Peggy considers, listening. "I believe that's sufficient for us to move on the issue, Herr Berg. While our political leanings may be on opposite sides, I think that in this we can agree that we are in accord." She looks to Coulson, then back to Berg. "We can proceed. My colleague will arrange the details with you to handle the orchestration of your family members." That's work better left to Coulson and Fury; Peggy's aware that her gender still carries implications of lesser competency that she wishes to avoid. Besides…she'll be needing to coordinate with the larger bulk of SHIELD forces to make this happen.

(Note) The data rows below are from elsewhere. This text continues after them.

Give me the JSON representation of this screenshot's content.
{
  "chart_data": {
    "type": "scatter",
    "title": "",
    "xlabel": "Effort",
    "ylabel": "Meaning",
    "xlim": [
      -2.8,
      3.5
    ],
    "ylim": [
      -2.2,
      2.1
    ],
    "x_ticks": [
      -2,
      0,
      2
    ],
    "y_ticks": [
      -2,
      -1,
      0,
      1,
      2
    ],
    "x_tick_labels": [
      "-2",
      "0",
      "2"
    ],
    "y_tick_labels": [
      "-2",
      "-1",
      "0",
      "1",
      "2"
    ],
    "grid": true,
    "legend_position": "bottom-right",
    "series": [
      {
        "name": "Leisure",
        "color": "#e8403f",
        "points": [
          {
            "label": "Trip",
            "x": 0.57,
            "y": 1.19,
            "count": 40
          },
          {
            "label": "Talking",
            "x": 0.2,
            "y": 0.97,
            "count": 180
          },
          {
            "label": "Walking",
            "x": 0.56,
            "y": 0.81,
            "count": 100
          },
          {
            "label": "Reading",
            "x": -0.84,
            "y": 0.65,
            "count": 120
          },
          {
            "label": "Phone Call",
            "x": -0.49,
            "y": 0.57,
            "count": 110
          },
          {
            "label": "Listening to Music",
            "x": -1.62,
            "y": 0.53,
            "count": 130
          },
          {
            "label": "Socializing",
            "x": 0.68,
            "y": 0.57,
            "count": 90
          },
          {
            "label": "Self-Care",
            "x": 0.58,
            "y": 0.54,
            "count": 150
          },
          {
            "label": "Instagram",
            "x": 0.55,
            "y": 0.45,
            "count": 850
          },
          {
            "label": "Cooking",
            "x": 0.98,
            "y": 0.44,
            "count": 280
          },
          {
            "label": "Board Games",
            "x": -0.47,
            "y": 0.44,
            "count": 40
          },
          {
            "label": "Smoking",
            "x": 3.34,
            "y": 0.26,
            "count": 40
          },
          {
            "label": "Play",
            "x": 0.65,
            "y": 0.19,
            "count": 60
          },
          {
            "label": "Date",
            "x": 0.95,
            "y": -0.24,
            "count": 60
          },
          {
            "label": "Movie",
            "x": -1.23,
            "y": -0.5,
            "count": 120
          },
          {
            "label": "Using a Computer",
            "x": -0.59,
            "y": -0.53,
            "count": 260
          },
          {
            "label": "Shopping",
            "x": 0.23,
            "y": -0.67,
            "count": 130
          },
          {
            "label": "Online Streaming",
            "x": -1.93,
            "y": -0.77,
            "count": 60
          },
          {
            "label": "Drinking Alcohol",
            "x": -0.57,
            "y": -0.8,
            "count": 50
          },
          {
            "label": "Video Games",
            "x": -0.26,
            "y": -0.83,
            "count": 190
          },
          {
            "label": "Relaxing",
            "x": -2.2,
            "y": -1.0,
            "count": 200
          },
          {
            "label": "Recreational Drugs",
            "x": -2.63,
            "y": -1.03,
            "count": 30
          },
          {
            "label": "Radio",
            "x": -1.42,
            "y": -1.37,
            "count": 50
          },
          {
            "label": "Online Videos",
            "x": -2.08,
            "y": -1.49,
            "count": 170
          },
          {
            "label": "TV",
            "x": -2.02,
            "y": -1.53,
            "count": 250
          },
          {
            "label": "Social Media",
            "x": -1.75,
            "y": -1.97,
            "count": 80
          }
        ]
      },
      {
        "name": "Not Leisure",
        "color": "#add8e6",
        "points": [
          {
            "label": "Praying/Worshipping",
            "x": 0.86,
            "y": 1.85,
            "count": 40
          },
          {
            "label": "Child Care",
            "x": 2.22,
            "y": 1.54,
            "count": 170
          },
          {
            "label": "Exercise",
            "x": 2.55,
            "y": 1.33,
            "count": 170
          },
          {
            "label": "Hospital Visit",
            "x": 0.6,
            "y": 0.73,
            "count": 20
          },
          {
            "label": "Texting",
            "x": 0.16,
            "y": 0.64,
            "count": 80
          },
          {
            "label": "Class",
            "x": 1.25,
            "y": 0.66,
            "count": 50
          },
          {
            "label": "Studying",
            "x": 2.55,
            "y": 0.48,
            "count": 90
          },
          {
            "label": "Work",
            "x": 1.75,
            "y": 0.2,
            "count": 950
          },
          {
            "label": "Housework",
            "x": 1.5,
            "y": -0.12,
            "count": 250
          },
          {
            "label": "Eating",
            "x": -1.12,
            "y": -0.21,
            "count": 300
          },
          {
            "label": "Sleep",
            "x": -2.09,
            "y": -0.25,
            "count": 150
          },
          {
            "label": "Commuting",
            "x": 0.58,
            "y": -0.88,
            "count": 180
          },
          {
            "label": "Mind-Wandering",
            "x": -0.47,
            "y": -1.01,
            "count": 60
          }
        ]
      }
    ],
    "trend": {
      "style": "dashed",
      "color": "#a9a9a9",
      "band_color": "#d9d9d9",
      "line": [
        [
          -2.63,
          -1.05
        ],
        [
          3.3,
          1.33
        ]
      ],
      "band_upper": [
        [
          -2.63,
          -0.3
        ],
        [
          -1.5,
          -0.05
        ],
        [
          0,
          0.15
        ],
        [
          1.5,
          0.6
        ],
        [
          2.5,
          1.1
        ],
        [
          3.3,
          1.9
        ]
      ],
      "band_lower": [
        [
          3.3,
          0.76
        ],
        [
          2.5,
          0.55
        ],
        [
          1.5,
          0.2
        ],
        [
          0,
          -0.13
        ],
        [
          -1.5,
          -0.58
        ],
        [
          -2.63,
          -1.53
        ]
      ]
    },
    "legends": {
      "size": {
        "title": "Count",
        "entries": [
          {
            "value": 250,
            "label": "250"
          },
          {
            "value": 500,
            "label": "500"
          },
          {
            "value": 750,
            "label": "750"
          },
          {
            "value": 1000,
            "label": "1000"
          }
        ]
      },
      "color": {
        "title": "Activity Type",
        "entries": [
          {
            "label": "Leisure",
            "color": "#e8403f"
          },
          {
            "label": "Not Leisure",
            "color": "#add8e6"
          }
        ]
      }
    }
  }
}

There's a sheet of ice that cannot be broken. Phil shows absolutely no physical reaction to the bomb that was just dropped by Wilhelm Berg. Rather, he folds the piece of paper over its binding, in order to prepare a fresh one. He then reaches down to collect his briefcase once more, and lifts it onto an empty spot on the table.

"Herr Berg? Hugo Stiglitz." He offers a warm handshake, the smile on his face somewhat humored. Agent Stiglitz thought it would be funny to fashion Coulson's paperwork with a name close to his own. Clever, considering when the man defected to SHIELD during the War, he also managed to erase every single record of his service to the Third Reich, a feat that earned him his place in SHIELD's operations here. Until today, Hugo Stiglitz apparently never existed. "You must forgive me," he carries on with perfect, conversational German, not this Hochdeutsch bullshit they teach in American schools. "I'm a man of details, and sometimes, the level to which I collect these details can be… unnerving. I'll beg of you to be patient with me. See, I've found that details can mean the difference between profit and… well. Not profit."

He flashes Wilhelm a charming smile, then opens the briefcase to reveal a bottle of vodka, two glasses, and a collection of accoutrements including local maps, a book of various medicines (within the binding of which is concealed a very sharp knife), and some others. "A drink? Or, shall we just… cut the potatoes and move along?"

Leo doesn't move beyond that. He has given the hook, the line, and the reason to yank him off a sinking ship. He nods in understanding. "Naturally, my assets will not have cover when this goes live. I will provide the particulars as necessary." He makes that sound so incredibly simple, a matter of fetching the post from the office after work.

His handshake to Phil is particularly firm, precise. It's not entirely the gesture of a man who spends his day pushing paper around. Neither is the bearing, military hidden under the layers of civilian life. "No drink while at work. A messy and regrettable habit. Let us save the toast for the other side, when we may be assure dthe taste will go down. Your stomach may be too turned and curdle perfectly good drink."

Details, as it is to be. He will stand until bidden to sit, sit until called to stand. He's on their time, politely. If this isn't a Stasi ruse and someone is calling the mothership of the coup they're about to perpetuate. How far does a spy trust a spy?